You have not managed to show any inferiority as a technical matter. And as a matter of actual product in the market, you are speaking of the opposite of reality.
As for the AES; it's comprised of all of us, skeptics and enthusiasts. The papers run the gamut of hard research data to interesting but untested ideas, to crazy thinking aloud with expensive machines. I'm surprised there's a tendency here to treat anything the AES has published as authoritative. Publication doesn't meant you're right, it only serves as an invitation for others to try out your ideas. Sometimes (as in the case of Oohashi), the ideas are not well tested or presented enough to merit much response.
You are absolutely right that something being published on AES is no proof of it being right. But you need to demonstrate that. All else being equal a web article written by someone not in that industry does have lower apparent credibility. You need to overcome that by being able to articulate clearly why the AES articles are wrong.
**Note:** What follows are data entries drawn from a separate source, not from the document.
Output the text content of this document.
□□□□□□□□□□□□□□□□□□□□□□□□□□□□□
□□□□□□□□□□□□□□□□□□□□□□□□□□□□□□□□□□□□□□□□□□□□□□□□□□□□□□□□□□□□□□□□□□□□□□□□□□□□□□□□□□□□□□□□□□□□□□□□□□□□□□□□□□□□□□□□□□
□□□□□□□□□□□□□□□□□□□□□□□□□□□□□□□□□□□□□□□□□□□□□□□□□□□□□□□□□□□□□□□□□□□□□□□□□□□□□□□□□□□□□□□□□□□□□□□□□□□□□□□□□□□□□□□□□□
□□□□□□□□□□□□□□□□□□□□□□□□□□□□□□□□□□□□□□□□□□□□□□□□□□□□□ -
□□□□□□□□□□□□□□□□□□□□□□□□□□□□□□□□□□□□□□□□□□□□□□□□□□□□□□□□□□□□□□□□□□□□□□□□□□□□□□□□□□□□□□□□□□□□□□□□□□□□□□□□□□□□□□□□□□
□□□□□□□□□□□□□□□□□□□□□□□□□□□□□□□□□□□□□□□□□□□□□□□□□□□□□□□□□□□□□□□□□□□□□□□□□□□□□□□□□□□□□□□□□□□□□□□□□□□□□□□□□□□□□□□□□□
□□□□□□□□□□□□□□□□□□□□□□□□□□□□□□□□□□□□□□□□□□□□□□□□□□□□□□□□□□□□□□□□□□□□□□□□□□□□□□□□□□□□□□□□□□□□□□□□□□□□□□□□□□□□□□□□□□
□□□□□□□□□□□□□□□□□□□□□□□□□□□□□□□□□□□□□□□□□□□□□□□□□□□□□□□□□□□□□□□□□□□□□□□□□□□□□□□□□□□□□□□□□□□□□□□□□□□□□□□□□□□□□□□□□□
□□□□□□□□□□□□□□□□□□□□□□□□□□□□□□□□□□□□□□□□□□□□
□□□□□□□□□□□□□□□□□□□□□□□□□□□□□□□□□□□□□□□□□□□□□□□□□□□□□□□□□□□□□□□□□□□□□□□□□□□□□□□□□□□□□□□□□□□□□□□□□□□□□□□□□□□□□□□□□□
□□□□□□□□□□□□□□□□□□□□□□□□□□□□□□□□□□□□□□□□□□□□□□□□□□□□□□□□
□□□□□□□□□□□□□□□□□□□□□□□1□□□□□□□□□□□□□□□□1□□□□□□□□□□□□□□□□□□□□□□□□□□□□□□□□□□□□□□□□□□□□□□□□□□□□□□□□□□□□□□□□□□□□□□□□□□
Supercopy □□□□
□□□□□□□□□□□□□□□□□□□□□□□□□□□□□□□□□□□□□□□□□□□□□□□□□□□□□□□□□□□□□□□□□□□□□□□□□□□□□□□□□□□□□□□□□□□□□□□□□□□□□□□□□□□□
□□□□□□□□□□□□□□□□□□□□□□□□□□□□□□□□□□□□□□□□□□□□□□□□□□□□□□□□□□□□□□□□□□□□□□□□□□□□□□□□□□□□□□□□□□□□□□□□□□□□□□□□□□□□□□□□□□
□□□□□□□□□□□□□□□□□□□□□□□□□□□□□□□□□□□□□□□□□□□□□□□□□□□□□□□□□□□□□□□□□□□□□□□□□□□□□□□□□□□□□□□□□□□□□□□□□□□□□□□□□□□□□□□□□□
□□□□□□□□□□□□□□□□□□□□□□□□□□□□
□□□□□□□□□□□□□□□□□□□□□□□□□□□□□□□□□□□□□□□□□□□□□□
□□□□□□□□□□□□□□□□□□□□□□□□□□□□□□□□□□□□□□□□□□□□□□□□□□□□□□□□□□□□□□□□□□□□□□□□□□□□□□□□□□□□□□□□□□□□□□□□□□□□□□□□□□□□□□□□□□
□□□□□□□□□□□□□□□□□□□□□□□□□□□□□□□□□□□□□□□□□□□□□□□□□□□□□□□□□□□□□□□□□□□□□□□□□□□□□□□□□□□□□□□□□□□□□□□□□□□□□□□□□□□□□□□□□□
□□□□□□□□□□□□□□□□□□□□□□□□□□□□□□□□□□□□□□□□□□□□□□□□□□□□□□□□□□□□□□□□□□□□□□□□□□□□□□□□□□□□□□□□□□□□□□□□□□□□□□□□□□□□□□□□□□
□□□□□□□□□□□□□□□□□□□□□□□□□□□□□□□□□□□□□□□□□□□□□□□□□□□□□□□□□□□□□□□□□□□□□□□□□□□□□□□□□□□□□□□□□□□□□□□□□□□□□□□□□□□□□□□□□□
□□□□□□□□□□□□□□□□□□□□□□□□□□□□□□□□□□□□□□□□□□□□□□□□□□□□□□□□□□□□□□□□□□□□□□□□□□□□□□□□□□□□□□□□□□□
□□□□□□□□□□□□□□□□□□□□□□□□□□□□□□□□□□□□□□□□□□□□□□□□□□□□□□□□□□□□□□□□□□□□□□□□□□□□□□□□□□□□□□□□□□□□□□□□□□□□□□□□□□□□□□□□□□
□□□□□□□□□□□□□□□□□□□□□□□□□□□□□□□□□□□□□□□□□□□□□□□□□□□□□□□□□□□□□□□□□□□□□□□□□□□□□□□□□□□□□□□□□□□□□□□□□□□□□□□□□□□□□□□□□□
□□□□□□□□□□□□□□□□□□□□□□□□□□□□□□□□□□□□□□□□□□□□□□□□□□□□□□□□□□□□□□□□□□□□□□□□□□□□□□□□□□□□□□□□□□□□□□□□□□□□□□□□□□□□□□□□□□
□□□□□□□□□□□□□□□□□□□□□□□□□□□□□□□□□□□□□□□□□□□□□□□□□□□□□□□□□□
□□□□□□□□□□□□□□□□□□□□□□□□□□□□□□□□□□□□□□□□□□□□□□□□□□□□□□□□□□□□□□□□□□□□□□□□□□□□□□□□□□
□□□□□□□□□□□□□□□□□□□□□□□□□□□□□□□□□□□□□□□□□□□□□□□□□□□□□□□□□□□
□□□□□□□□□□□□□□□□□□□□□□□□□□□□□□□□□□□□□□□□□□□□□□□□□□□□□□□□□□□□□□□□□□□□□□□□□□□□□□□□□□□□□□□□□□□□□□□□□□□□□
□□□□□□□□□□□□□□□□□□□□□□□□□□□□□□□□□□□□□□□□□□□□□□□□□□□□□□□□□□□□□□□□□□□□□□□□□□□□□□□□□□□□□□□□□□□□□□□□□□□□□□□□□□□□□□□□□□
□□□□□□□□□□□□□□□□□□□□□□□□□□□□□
My read of your article vs Bob's left me with the impression that yours was casual and sensational whereas his was scientific and well researched. His has tons of data and measurements, yours has hardly any. His is full of other research he builds on, yours hardly has any.
The basis for understanding is testing, knowing for certain what's being tested, and retesting. We know that the differences we're listening for are small enough that human factors swamp the signal, otherwise, it would already be settled. Genuine question: Is that in debate here?
The question is moot. It has been and I have said it multiple times. It matters not if we can prove technical superiority when actual superiority is abundantly clear. And that there is already a marketplace for it.